In the midst of a swirling snowstorm on the high fells above Lillehammer, shattered after many, many kilometres of skiing, still recovering from a cold yet mustering the energy to get back to the apartment, knowing that no one was going to get me back but my very own self – it changes everything.  That is why I love cross-country skiing so much. It is you and the wilderness.  If anything happens, goes wrong – if the weather changes suddenly, or you break a ski or a pole, it is up to you to sort it out and get yourself back home safely.  Of course, it’s always a good idea to ski with at least one other person – and I had my husband.  Yet still, out there with the light failing and the snow stinging in my face as we turned for those last two kilometres through the storm, falling over as legs give way to exhaustion and getting back up again, nose running and eyes watering – you know you are alive. 

That’s a reminder that we all need more often than not. 

It’s a reminder that insidiously slips away in the comfort of our modern homes and our modern lives.
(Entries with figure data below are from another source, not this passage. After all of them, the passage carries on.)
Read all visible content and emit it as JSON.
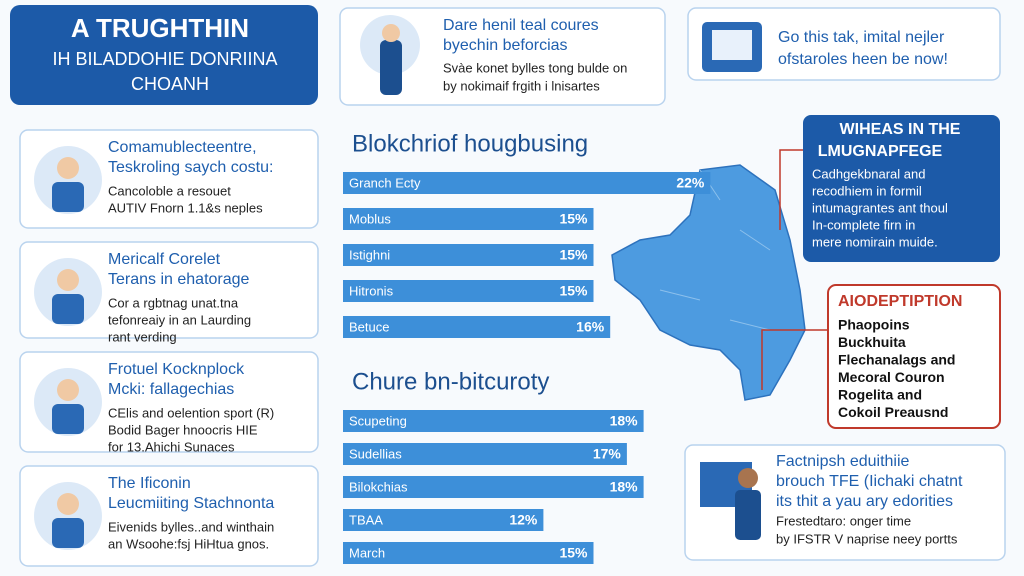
{
  "header": {
    "lines": [
      "A TRUGHTHIN",
      "IH BILADDOHIE DONRIINA",
      "CHOANH"
    ]
  },
  "top_card": {
    "title": [
      "Dare henil teal coures",
      "byechin beforcias"
    ],
    "body": [
      "Svàe konet bylles tong bulde on",
      "by nokimaif frgith i lnisartes"
    ]
  },
  "top_right_card": {
    "lines": [
      "Go this tak, imital nejler",
      "ofstaroles heen be now!"
    ]
  },
  "left_cards": [
    {
      "title": [
        "Comamublecteentre,",
        "Teskroling saych costu:"
      ],
      "body": [
        "Cancoloble a resouet",
        "AUTIV Fnorn 1.1&s neples"
      ]
    },
    {
      "title": [
        "Mericalf Corelet",
        "Terans in ehatorage"
      ],
      "body": [
        "Cor a rgbtnag unat.tna",
        "tefonreaiy in an Laurding",
        "rant verding"
      ]
    },
    {
      "title": [
        "Frotuel Kocknplock",
        "Mcki: fallagechias"
      ],
      "body": [
        "CElis and oelention sport (R)",
        "Bodid Bager hnoocris HIE",
        "for 13.Ahichi Sunaces"
      ]
    },
    {
      "title": [
        "The Ificonin",
        "Leucmiiting Stachnonta"
      ],
      "body": [
        "Eivenids bylles..and winthain",
        "an Wsoohe:fsj HiHtua gnos."
      ]
    }
  ],
  "chart_data": [
    {
      "type": "bar",
      "title": "Blokchriof hougbusing",
      "categories": [
        "Granch Ecty",
        "Moblus",
        "Istighni",
        "Hitronis",
        "Betuce"
      ],
      "values": [
        22,
        15,
        15,
        15,
        16
      ],
      "value_labels": [
        "22%",
        "15%",
        "15%",
        "15%",
        "16%"
      ],
      "color": "#3d8fd9"
    },
    {
      "type": "bar",
      "title": "Chure bn-bitcuroty",
      "categories": [
        "Scupeting",
        "Sudellias",
        "Bilokchias",
        "TBAA",
        "March"
      ],
      "values": [
        18,
        17,
        18,
        12,
        15
      ],
      "value_labels": [
        "18%",
        "17%",
        "18%",
        "12%",
        "15%"
      ],
      "color": "#3d8fd9"
    }
  ],
  "info_box": {
    "title": [
      "WIHEAS IN THE",
      "LMUGNAPFEGE"
    ],
    "body": [
      "Cadhgekbnaral and",
      "recodhiem in formil",
      "intumagrantes ant thoul",
      "In-complete firn in",
      "mere nomirain muide."
    ]
  },
  "red_box": {
    "title": "AIODEPTIPTION",
    "items": [
      "Phaopoins",
      "Buckhuita",
      "Flechanalags and",
      "Mecoral Couron",
      "Rogelita and",
      "Cokoil Preausnd"
    ]
  },
  "bottom_card": {
    "title": [
      "Factnipsh eduithiie",
      "brouch TFE (Iichaki chatnt",
      "its thit a yau ary edorities"
    ],
    "body": [
      "Frestedtaro: onger time",
      "by IFSTR V naprise neey portts"
    ]
  }
}
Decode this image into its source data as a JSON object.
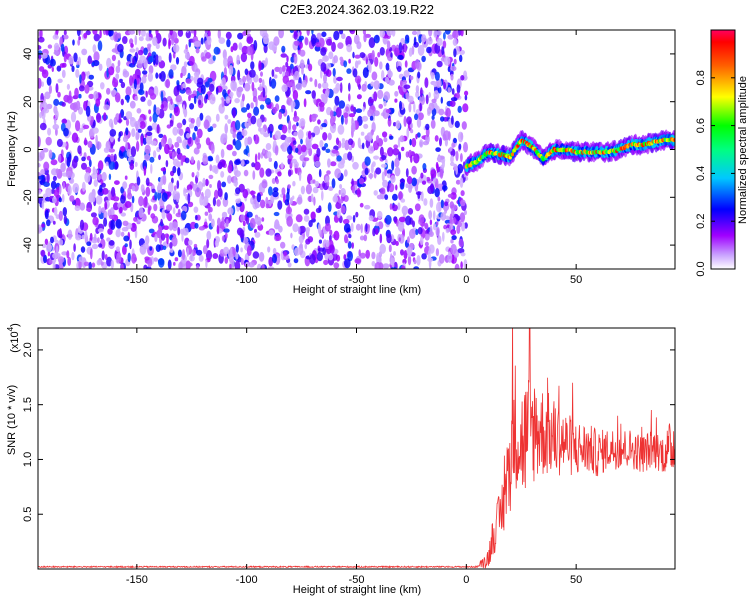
{
  "title": "C2E3.2024.362.03.19.R22",
  "chart_data": [
    {
      "type": "heatmap",
      "xlabel": "Height of straight line (km)",
      "ylabel": "Frequency (Hz)",
      "xlim": [
        -195,
        95
      ],
      "ylim": [
        -50,
        50
      ],
      "xticks": [
        -150,
        -100,
        -50,
        0,
        50
      ],
      "yticks": [
        -40,
        -20,
        0,
        20,
        40
      ],
      "colorbar": {
        "label": "Normalized spectral amplitude",
        "range": [
          0,
          1
        ],
        "ticks": [
          0.0,
          0.2,
          0.4,
          0.6,
          0.8
        ],
        "tick_labels": [
          "0.0",
          "0.2",
          "0.4",
          "0.6",
          "0.8"
        ],
        "colormap": "rainbow",
        "colors": [
          "#ffffff",
          "#a000ff",
          "#0000ff",
          "#00ffff",
          "#00ff00",
          "#ffff00",
          "#ff0000",
          "#ff0060"
        ]
      },
      "regions": [
        {
          "x_range": [
            -195,
            0
          ],
          "description": "broadband noise",
          "amplitude_range": [
            0.05,
            0.3
          ]
        },
        {
          "x_range": [
            0,
            95
          ],
          "description": "narrow band signal",
          "amplitude_range": [
            0.2,
            0.95
          ]
        }
      ],
      "signal_track": {
        "x": [
          0,
          5,
          10,
          15,
          20,
          25,
          30,
          35,
          40,
          45,
          50,
          55,
          60,
          65,
          70,
          75,
          80,
          85,
          90,
          95
        ],
        "freq": [
          -7,
          -5,
          -1,
          -2,
          -3,
          4,
          1,
          -4,
          0,
          0,
          -1,
          -1,
          -1,
          -1,
          0,
          2,
          2,
          3,
          4,
          4
        ]
      }
    },
    {
      "type": "line",
      "xlabel": "Height of straight line (km)",
      "ylabel": "SNR (10 * v/v)",
      "y_scale_label": "(x10^4)",
      "y_multiplier": 10000,
      "xlim": [
        -195,
        95
      ],
      "ylim": [
        0,
        2.2
      ],
      "xticks": [
        -150,
        -100,
        -50,
        0,
        50
      ],
      "yticks": [
        0.5,
        1.0,
        1.5,
        2.0
      ],
      "ytick_labels": [
        "0.5",
        "1.0",
        "1.5",
        "2.0"
      ],
      "color": "#ee3333",
      "series": [
        {
          "x": [
            -195,
            -150,
            -100,
            -50,
            0,
            5,
            10,
            12,
            15,
            18,
            20,
            22,
            25,
            28,
            30,
            35,
            40,
            45,
            50,
            55,
            60,
            65,
            70,
            75,
            80,
            85,
            90,
            95
          ],
          "values": [
            0.02,
            0.02,
            0.02,
            0.02,
            0.02,
            0.02,
            0.1,
            0.3,
            0.45,
            0.7,
            1.0,
            1.35,
            1.15,
            1.2,
            1.3,
            1.25,
            1.2,
            1.15,
            1.1,
            1.1,
            1.05,
            1.1,
            1.1,
            1.1,
            1.05,
            1.1,
            1.05,
            1.15
          ],
          "noise": [
            0.005,
            0.005,
            0.005,
            0.005,
            0.005,
            0.005,
            0.08,
            0.15,
            0.2,
            0.3,
            0.4,
            0.5,
            0.45,
            0.5,
            0.45,
            0.35,
            0.3,
            0.25,
            0.22,
            0.2,
            0.18,
            0.16,
            0.16,
            0.15,
            0.15,
            0.15,
            0.15,
            0.25
          ]
        }
      ]
    }
  ]
}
Like Druidry, like Zen, like life – it’s easy to read about it. The secret is doing it. You will never get fulfilment from reading or hearing about things. It’s all in the doing.  Druidry teaches us about connection and relationship, of the wonder of life itself and the spirit of life that hums within all things.  Zen teaches us to wake up to the wonder, again and again, every single day, every single minute. I intend to spend much more time outside, studying and learning from the world around me, not letting the temptations of social networking or passive screen entertainment to seduce me into a less than active role. It was a lesson well-learned, and I am thankful for it.